困惑顔のぼくを見て、アリサは弱々しいほほ笑みをよこす。そして、ぼくに背をむけると「エスミー。行きましょう」と言い、この場を離れていった。
「は……はい、なのです」
空気の悪さに戸惑ったのだろう。エスミーは眉をよせてアリサに返事する。つぎに、ぼくとロザリーにせわしなくお辞儀をすると、アリサのあとを追った。

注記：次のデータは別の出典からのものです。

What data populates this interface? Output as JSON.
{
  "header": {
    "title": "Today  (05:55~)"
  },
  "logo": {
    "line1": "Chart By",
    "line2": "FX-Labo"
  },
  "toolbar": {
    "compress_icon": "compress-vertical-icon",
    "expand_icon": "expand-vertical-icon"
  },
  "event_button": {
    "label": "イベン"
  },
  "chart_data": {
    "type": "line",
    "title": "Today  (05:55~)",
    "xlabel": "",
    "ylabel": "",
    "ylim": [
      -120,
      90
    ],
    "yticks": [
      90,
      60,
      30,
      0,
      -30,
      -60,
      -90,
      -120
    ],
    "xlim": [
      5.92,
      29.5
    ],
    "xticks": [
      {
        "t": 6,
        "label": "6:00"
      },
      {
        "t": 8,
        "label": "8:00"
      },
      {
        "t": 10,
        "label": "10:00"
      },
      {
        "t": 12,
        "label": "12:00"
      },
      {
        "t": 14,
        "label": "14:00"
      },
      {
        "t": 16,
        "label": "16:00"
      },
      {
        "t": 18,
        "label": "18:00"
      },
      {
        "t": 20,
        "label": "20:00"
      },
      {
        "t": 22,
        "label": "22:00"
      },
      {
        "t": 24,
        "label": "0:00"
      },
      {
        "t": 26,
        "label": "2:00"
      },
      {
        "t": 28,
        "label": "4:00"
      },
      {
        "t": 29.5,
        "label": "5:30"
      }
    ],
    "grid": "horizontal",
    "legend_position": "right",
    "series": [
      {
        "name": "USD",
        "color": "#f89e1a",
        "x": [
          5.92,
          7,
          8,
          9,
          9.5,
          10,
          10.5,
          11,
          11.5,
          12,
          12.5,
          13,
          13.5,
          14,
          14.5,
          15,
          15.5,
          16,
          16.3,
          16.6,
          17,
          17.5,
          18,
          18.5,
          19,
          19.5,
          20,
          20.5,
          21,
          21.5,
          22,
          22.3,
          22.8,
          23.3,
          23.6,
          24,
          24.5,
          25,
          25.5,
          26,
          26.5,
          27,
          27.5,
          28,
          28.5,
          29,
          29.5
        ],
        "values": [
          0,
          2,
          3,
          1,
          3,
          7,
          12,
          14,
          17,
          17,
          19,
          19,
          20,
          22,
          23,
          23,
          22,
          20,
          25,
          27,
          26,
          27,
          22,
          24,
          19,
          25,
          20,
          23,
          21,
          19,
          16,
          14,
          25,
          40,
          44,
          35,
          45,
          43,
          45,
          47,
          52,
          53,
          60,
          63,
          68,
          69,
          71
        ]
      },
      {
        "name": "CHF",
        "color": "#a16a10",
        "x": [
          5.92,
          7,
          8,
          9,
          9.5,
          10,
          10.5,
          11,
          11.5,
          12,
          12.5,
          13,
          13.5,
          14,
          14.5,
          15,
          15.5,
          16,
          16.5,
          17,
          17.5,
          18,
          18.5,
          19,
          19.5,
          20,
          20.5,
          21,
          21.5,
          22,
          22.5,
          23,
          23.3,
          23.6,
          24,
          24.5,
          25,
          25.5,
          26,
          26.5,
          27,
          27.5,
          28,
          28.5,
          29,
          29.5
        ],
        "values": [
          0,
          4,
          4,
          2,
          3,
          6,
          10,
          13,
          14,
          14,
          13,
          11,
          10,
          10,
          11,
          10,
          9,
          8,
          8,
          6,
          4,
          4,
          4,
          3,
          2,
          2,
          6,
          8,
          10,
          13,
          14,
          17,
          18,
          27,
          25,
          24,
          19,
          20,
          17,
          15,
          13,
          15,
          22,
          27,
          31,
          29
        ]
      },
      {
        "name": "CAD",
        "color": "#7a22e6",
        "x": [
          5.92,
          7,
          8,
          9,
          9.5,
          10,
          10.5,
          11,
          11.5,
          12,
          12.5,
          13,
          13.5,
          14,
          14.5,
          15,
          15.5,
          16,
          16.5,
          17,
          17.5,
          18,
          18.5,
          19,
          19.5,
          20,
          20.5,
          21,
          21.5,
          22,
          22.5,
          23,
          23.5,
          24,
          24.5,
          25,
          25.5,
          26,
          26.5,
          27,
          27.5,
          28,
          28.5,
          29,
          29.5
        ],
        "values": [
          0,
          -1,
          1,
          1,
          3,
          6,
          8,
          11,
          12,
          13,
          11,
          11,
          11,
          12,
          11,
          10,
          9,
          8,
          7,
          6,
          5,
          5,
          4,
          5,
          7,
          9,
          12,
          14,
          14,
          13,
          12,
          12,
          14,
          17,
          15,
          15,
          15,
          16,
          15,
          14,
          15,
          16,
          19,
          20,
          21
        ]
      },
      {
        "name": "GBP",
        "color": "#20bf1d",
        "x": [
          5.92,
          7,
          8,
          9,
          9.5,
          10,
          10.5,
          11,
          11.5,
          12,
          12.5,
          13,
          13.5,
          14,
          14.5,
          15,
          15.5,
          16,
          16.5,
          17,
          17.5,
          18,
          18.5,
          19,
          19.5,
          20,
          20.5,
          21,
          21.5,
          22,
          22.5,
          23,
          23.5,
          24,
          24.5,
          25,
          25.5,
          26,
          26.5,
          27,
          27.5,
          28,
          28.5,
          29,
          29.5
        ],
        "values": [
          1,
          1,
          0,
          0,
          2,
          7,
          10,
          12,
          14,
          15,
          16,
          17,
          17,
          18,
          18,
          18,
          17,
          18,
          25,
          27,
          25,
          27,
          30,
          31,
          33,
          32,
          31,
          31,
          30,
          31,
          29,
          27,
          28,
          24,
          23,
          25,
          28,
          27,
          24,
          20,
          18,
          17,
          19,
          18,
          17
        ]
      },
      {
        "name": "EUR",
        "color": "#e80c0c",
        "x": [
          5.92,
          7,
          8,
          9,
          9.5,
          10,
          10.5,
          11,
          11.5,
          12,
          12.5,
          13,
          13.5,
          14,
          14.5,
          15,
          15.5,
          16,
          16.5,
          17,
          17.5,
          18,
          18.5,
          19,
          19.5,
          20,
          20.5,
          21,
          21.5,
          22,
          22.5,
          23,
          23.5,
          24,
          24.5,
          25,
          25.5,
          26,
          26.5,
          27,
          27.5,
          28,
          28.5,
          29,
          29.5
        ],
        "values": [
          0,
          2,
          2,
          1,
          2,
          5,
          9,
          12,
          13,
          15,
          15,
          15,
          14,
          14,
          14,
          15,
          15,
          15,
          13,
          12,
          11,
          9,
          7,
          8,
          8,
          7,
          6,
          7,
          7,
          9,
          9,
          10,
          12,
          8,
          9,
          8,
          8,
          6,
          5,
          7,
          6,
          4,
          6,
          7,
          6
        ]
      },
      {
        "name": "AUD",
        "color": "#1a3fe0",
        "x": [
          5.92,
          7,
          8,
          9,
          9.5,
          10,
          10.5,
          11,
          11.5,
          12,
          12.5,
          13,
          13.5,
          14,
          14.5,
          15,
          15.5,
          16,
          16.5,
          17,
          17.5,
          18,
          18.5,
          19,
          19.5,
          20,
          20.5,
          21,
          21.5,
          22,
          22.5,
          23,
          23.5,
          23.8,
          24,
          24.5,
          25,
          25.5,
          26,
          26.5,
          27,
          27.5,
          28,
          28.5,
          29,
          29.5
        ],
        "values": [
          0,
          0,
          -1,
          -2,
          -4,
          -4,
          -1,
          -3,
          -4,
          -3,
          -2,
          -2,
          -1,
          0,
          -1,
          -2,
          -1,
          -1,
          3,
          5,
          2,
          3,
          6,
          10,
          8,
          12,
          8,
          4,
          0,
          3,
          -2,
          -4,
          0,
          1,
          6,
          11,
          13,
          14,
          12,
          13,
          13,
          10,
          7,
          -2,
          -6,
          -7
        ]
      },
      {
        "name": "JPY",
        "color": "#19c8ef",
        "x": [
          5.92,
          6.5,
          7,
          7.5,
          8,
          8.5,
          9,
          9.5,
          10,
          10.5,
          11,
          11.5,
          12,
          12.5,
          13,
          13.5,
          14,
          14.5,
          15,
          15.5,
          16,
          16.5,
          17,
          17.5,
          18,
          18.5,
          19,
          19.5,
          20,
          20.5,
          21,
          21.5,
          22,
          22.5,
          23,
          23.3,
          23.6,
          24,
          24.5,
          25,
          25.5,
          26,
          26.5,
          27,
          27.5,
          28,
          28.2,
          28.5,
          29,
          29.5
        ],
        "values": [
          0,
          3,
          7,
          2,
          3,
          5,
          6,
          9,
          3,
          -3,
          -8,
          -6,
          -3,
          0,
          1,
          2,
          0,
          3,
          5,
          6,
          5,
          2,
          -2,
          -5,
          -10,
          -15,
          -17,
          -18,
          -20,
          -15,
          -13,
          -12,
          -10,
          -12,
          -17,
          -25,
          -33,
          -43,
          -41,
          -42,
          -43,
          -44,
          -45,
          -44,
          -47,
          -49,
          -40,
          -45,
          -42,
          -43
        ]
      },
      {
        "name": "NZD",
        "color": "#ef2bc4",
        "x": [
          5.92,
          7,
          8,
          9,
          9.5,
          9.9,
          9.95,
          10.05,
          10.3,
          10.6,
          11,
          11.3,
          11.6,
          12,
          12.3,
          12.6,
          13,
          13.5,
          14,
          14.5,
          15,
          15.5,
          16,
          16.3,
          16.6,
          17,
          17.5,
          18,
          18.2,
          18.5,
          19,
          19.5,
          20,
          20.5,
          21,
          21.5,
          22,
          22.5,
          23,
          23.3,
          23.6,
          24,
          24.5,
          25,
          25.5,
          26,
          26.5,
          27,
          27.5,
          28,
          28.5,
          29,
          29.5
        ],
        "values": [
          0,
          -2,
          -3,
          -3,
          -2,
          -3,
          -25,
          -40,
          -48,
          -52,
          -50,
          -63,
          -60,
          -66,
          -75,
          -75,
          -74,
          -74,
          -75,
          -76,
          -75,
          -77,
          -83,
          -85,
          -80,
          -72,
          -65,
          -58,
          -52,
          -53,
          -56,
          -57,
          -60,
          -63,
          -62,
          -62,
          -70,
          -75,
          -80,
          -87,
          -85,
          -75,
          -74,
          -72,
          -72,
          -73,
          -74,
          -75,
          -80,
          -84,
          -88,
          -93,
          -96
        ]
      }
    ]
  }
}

ぼくは黙って、アリサたちを見送る。その後、ロザリーの正面に立った。ぼくは言う。
「どうしてあんな言い方を?」
怒気をあらわにし、ぼくはロザリーを非難した。
しかし、ロザリーはぼくをこわがったりしない。
「カイ。あなた、自分の気もちをアリサさまに伝える気はないのだったわね。でしたら、現実をはっきりと突きつけてあげたほうが、アリサさまのためだと思いませんの?」
アリサと話していたとき同様、悪びれもせずにロザリーは言いきる。
「……」
ぼくは、またも言うべき言葉が見つからない。
黙ったままのぼくを見て、ロザリーはため息をつくと、ぼくにやさしくほほ笑みかけた。同時に彼女は僕の頬に両手でふれ、ぼくの顔に自分の顔をよせる。
ふりはらう気力もなく、ぼくはされるがままだ。
「以前、言ってましたわね。身分ちがいなのはわかっていると。それは、あなた自身の手でアリサさまを幸せにできないと同義でしょう? それならせめて、アリサさまが一番幸せになれる道に、強引にでも送りだしてあげるべきではなくて?」
ロザリーはそう言って、ぼくをさとす。彼女の言葉は、ぼくが昨日から考えていたのと同種の話だった。
――アリサが一番幸せになる道。それはぼくのそばではありえない。アリサを傷つけかねないやり方には賛成できないけど、ロザリーの結論自体に、ぼくも反論はない。
「そうだね」
ぼくは目をふせ、小さな声でロザリーに同意する。
――アリサのそばで一生、ぼくが守るなんて無理だと知っていたじゃないか。そのときがきたんだ。ただ、思ったよりかなり早かっただけ。アリサにとっては喜ばしいできごとなんだ。
ぼくが考えをめぐらせていると、ロザリーは「そうよ。これでいいの」と、ぼくにやさしく語りかけ、ぼくの頬から両手をはなす。
――もうすぐ、アリサを近くで見守れなくなるんだ。
ぼくは、ふせていた目をゆっくりひらく。そして「ロザリー」と義姉に声をかけた。それから「もう帰るのかな? それともまだ王城の用事はおわっていない?」と、彼女に質問した。
「帰ろうと思っていますけど。どうしましたの?」
きょとんとしてロザリーは首をかしげる。
そんなロザリーに「ひとつ、たのみをきいてくれないかい?」と、ぼくは言った。